Nous sommes à la croisée des chemins et nous avons le choix entre implosion ou rassemblement dans la rénovation de notre force militante.
Cessons de perdre notre énergie dans des querelles intestines. Acceptons le processus naturel de régénération de notre fonctionnement interne. Assumons pleinement notre processus démocratique de désignation interne digne du grand parti que nous sommes. C'est un impératif !
Je m'appelle Serge Chevalier. Mon engagement politique est le fruit d'un long cheminement personnel. Je suis né à Draveil en 1964. Je connais particulièrement bien ma ville pour y avoir toujours vécu. J'y ai fait mes études d'abord au collège Alphonse Daudet, puis au lycée de Montgeron.
Je travaille à l'hôpital Joffre-Dupuytren depuis 24 ans, je suis aide-soignant depuis 1988 et militant syndical, ce qui me permet de connaître et d'être confronté aux problématiques de santé publique si importants de nos jours.
J'aime particulièrement ma ville, je la connais bien, mais j'ai besoin de toutes les bonnes volontés pour faire grandir le Parti Socialiste à Draveil et sur le canton et mieux comprendre les enjeux. Je m'adresse particulièrement au milieu associatif et économique, à la société civile.
Je souhaite être celui qui sera au service de tous ceux qui se reconnaissent dans nos valeurs de solidarité, de justice et de cohésion sociale et de démocratie participative. Je serais aussi le maillon entre notre fédération et notre section .J'en profite pour féliciter notre nouveau Secrétaire Fédéral Carlos Da Silva et lui souhaiter bonne chance et nous souhaiter une bonne collaboration.

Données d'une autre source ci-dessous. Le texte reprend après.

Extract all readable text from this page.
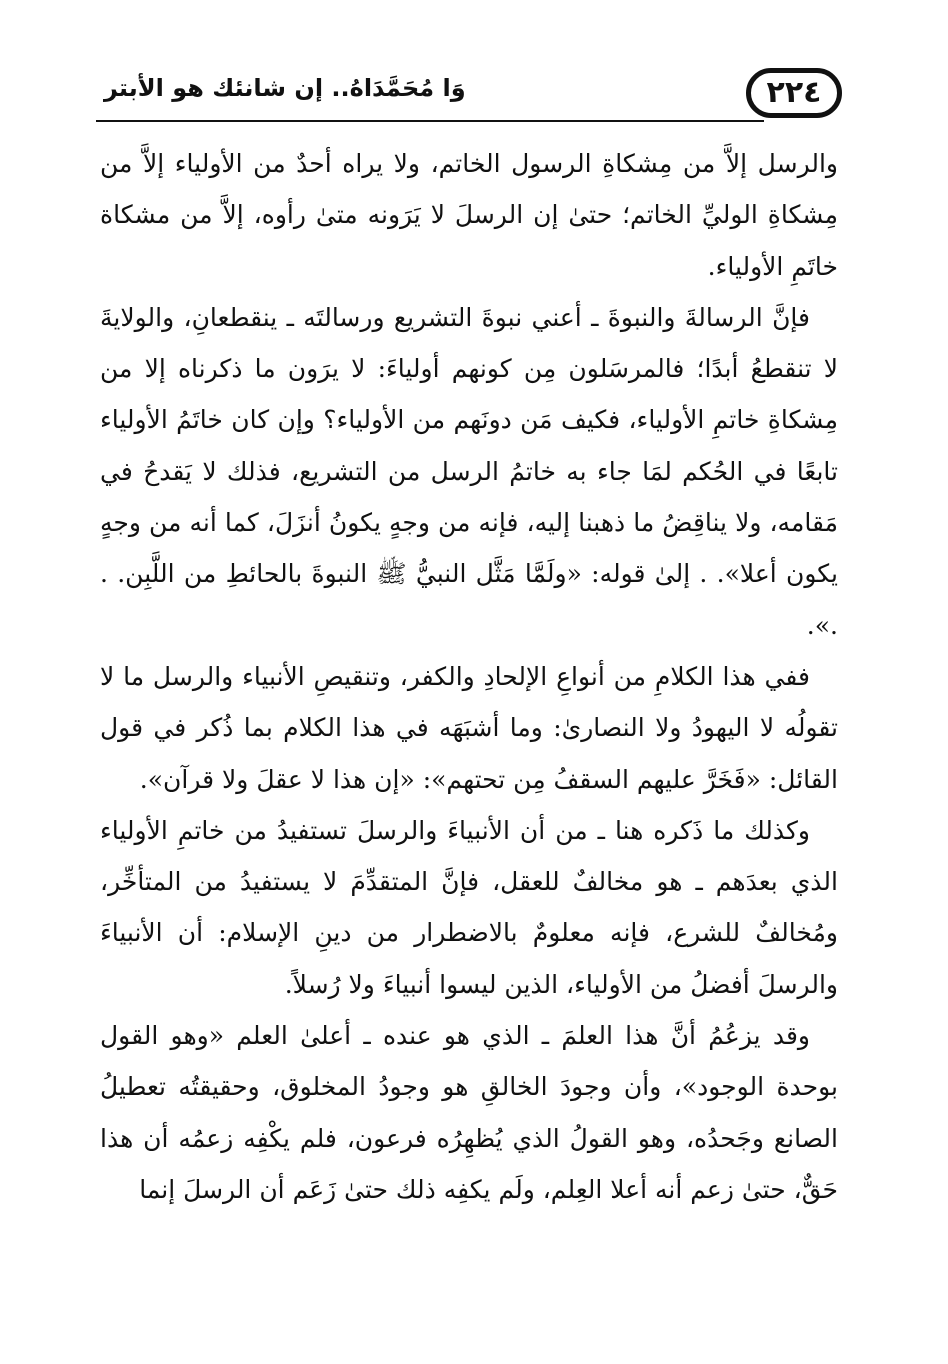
٢٢٤
وَا مُحَمَّدَاهُ.. إن شانئك هو الأبتر

والرسل إلاَّ من مِشكاةِ الرسول الخاتم، ولا يراه أحدٌ من الأولياء إلاَّ من مِشكاةِ الوليِّ الخاتم؛ حتىٰ إن الرسلَ لا يَرَونه متىٰ رأوه، إلاَّ من مشكاة خاتَمِ الأولياء.

فإنَّ الرسالةَ والنبوةَ ـ أعني نبوةَ التشريع ورسالتَه ـ ينقطعانِ، والولايةَ لا تنقطعُ أبدًا؛ فالمرسَلون مِن كونهم أولياءَ: لا يرَون ما ذكرناه إلا من مِشكاةِ خاتمِ الأولياء، فكيف مَن دونَهم من الأولياء؟ وإن كان خاتَمُ الأولياء تابعًا في الحُكم لمَا جاء به خاتمُ الرسل من التشريع، فذلك لا يَقدحُ في مَقامه، ولا يناقِضُ ما ذهبنا إليه، فإنه من وجهٍ يكونُ أنزَلَ، كما أنه من وجهٍ يكون أعلا». . إلىٰ قوله: «ولَمَّا مَثَّل النبيُّ ﷺ النبوةَ بالحائطِ من اللَّبِن. . .».

ففي هذا الكلامِ من أنواعِ الإلحادِ والكفر، وتنقيصِ الأنبياء والرسل ما لا تقولُه لا اليهودُ ولا النصارىٰ: وما أشبَهَه في هذا الكلام بما ذُكر في قول القائل: «فَخَرَّ عليهم السقفُ مِن تحتهم»: «إن هذا لا عقلَ ولا قرآن».

وكذلك ما ذَكره هنا ـ من أن الأنبياءَ والرسلَ تستفيدُ من خاتمِ الأولياء الذي بعدَهم ـ هو مخالفٌ للعقل، فإنَّ المتقدِّمَ لا يستفيدُ من المتأخِّر، ومُخالفٌ للشرع، فإنه معلومٌ بالاضطرار من دينِ الإسلام: أن الأنبياءَ والرسلَ أفضلُ من الأولياء، الذين ليسوا أنبياءَ ولا رُسلاً.

وقد يزعُمُ أنَّ هذا العلمَ ـ الذي هو عنده ـ أعلىٰ العلم «وهو القول بوحدة الوجود»، وأن وجودَ الخالقِ هو وجودُ المخلوق، وحقيقتُه تعطيلُ الصانع وجَحدُه، وهو القولُ الذي يُظهِرُه فرعون، فلم يكْفِه زعمُه أن هذا حَقٌّ، حتىٰ زعم أنه أعلا العِلم، ولَم يكفِه ذلك حتىٰ زَعَم أن الرسلَ إنما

Je ne serais jamais assez reconnaissant à Daniel Groiselle, qui fut mon prédécesseur et mon tuteur politique et dont les sensibilités écologiques et valeurs humanistes seront bien sûr le cadre de toute réflexion constructive que j'aurais à mener.
Pour mettre en œuvre cet engagement, mes moyens seront constance, combativité et détermination pour lui donner du sens et participer à l'émergence d'un courant socialiste fédérateur sur la ville, le canton, et la neuvième circonscription.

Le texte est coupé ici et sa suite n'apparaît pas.